State Farm Insurance Cos. is suspending sales of any new commercial or homeowner policies in Mississippi starting Friday, citing in part a wave of litigation it has faced since Hurricane Katrina, a company official said Wednesday.
Mike Fernandez, vice president of public affairs for State Farm, said Mississippi's "current legal and political environment is simply untenable. We're just not in a position to accept any additional risk in this homeowners' market."
Fernandez said the decision does not affect existing policies but the company is still assessing how many of the current policies in Mississippi will be renewed this year.

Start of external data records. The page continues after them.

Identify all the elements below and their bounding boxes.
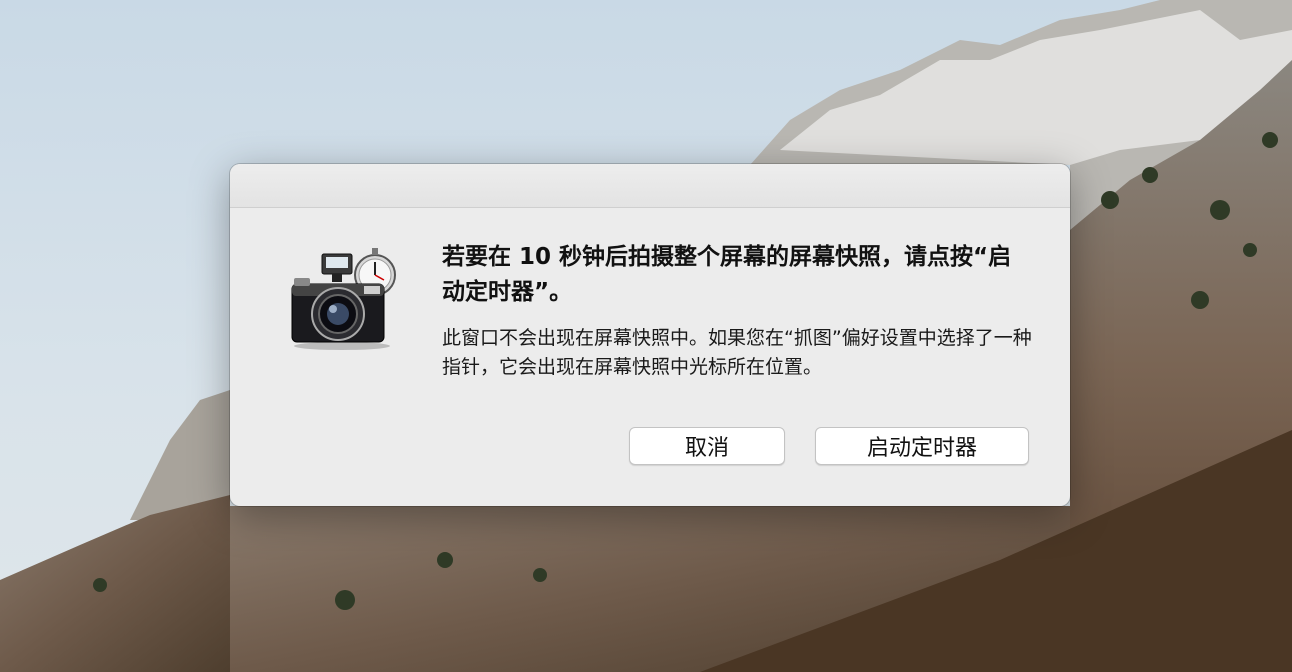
start-timer-button[interactable]: 启动定时器 bbox=[815, 427, 1029, 465]
cancel-button[interactable]: 取消 bbox=[629, 427, 785, 465]
dialog-titlebar bbox=[230, 164, 1070, 208]
camera-with-stopwatch-icon bbox=[291, 248, 396, 350]
dialog-body-text: 此窗口不会出现在屏幕快照中。如果您在“抓图”偏好设置中选择了一种指针，它会出现在… bbox=[442, 327, 1032, 378]
dialog-heading: 若要在 10 秒钟后拍摄整个屏幕的屏幕快照，请点按“启动定时器”。 bbox=[442, 244, 1012, 305]
screenshot-timer-dialog: 若要在 10 秒钟后拍摄整个屏幕的屏幕快照，请点按“启动定时器”。 此窗口不会出… bbox=[230, 164, 1070, 506]
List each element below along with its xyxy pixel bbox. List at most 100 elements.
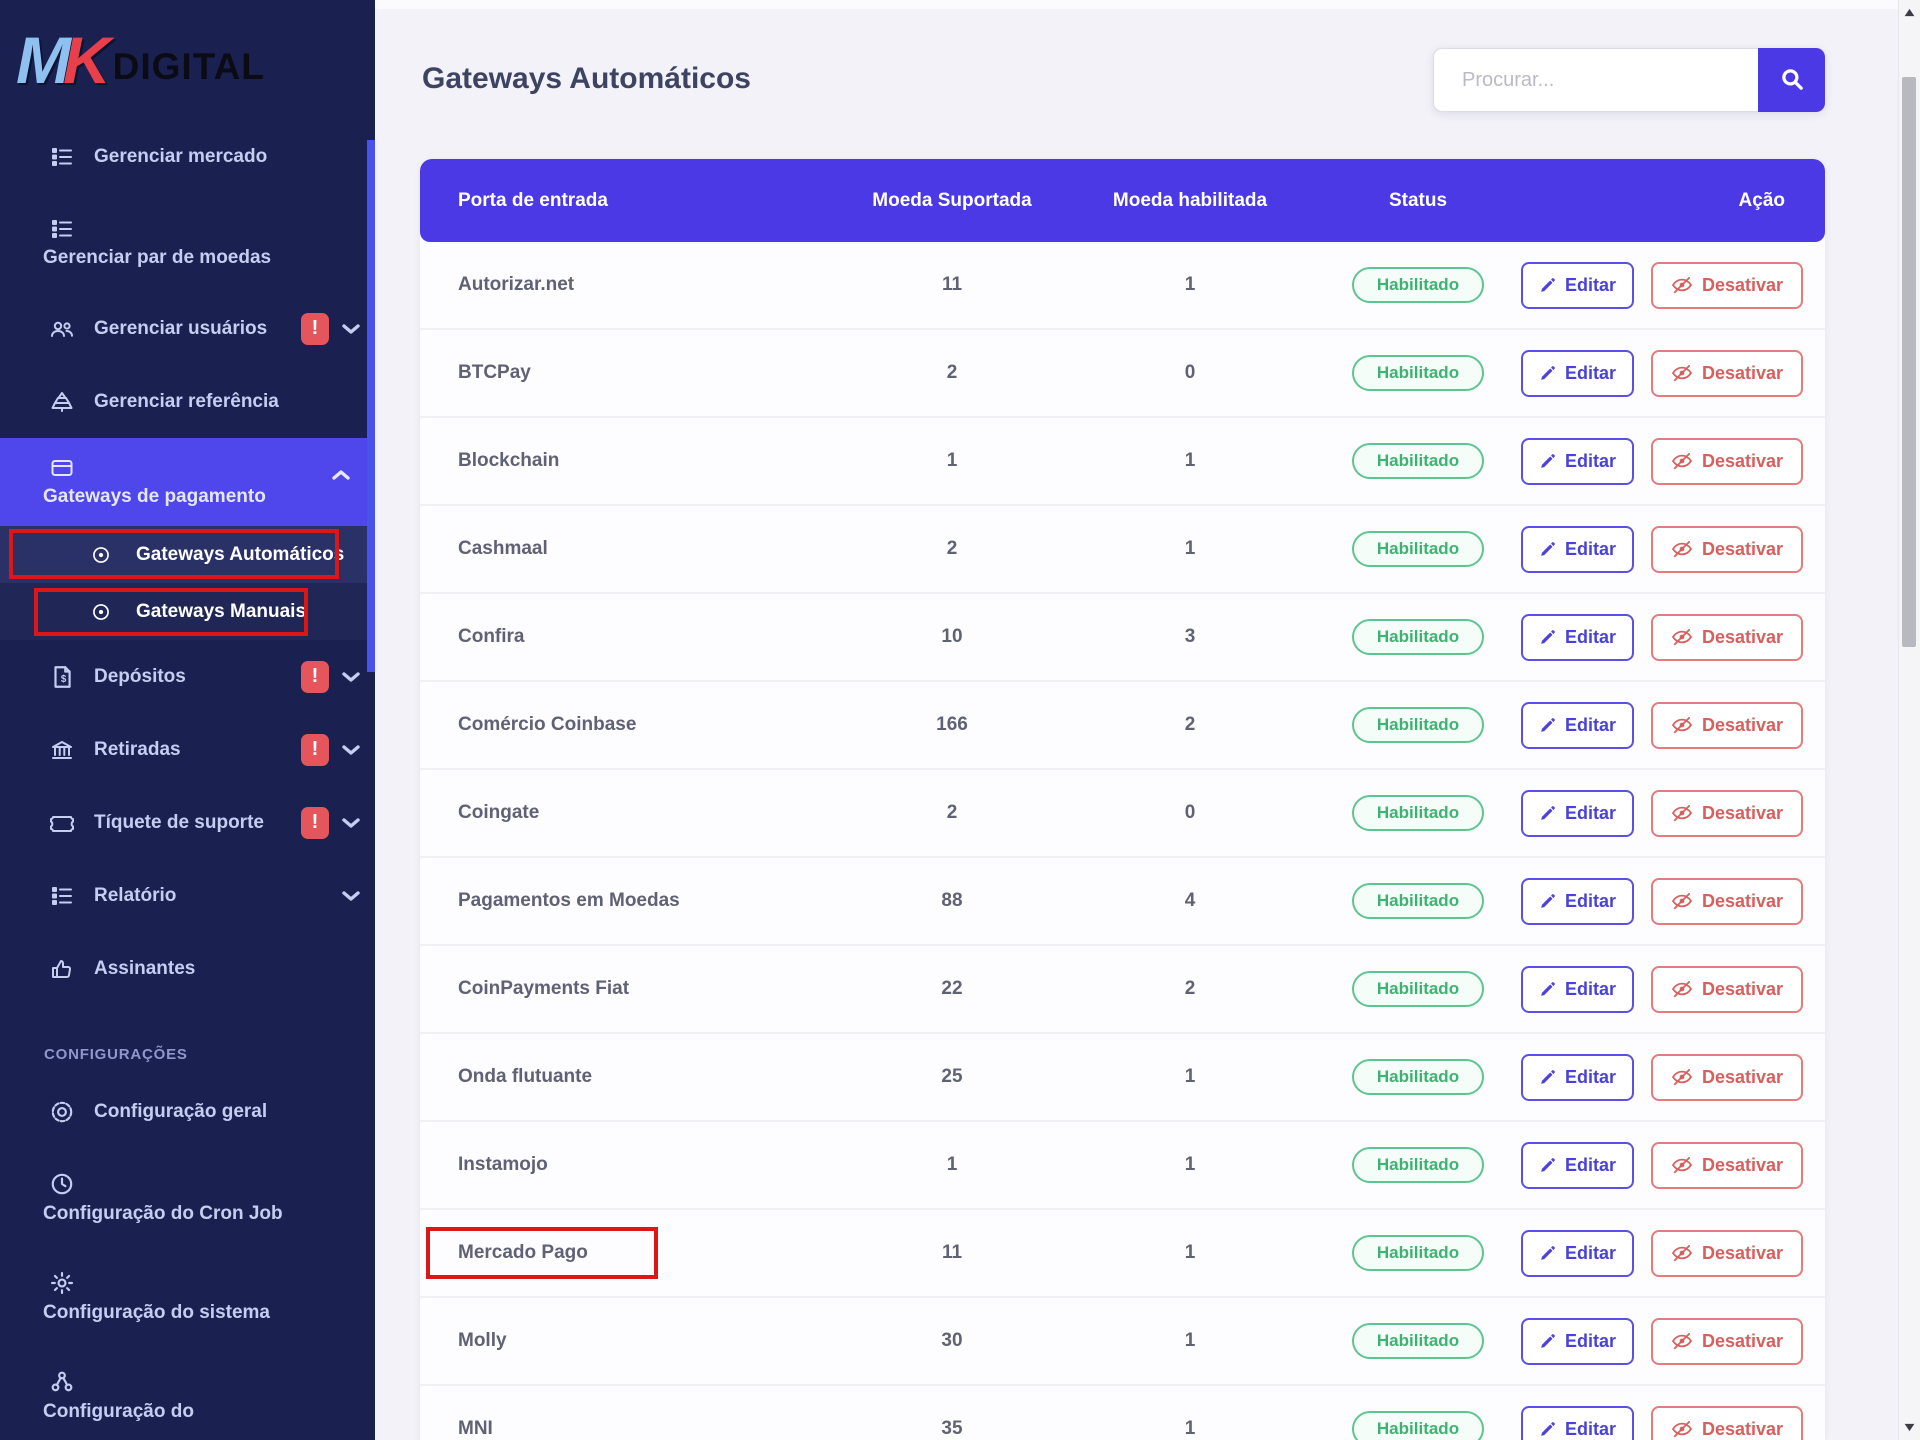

Fernandez said the action was not a direct response to any specific development in the litigation. That litigation has included a recent federal jury's $2.5 million punitive damage award to a couple who sued State Farm for refusing to cover the 2005 hurricane's storm surge damage to their Biloxi home.
U.S. District Judge L.T. Senter Jr. later reduced the award to $1 million, even though Senter said State Farm acted in a "grossly negligent way" by denying the claim filed by policyholders Norman and Genevieve Broussard.
"I view this decision as the inevitable outcome of the increased uncertainty and cost associated with the litigation that has developed post-Katrina," said Robert Hartwig, vice president and chief economist for the Insurance Information Institute in New York, an industry-funded group.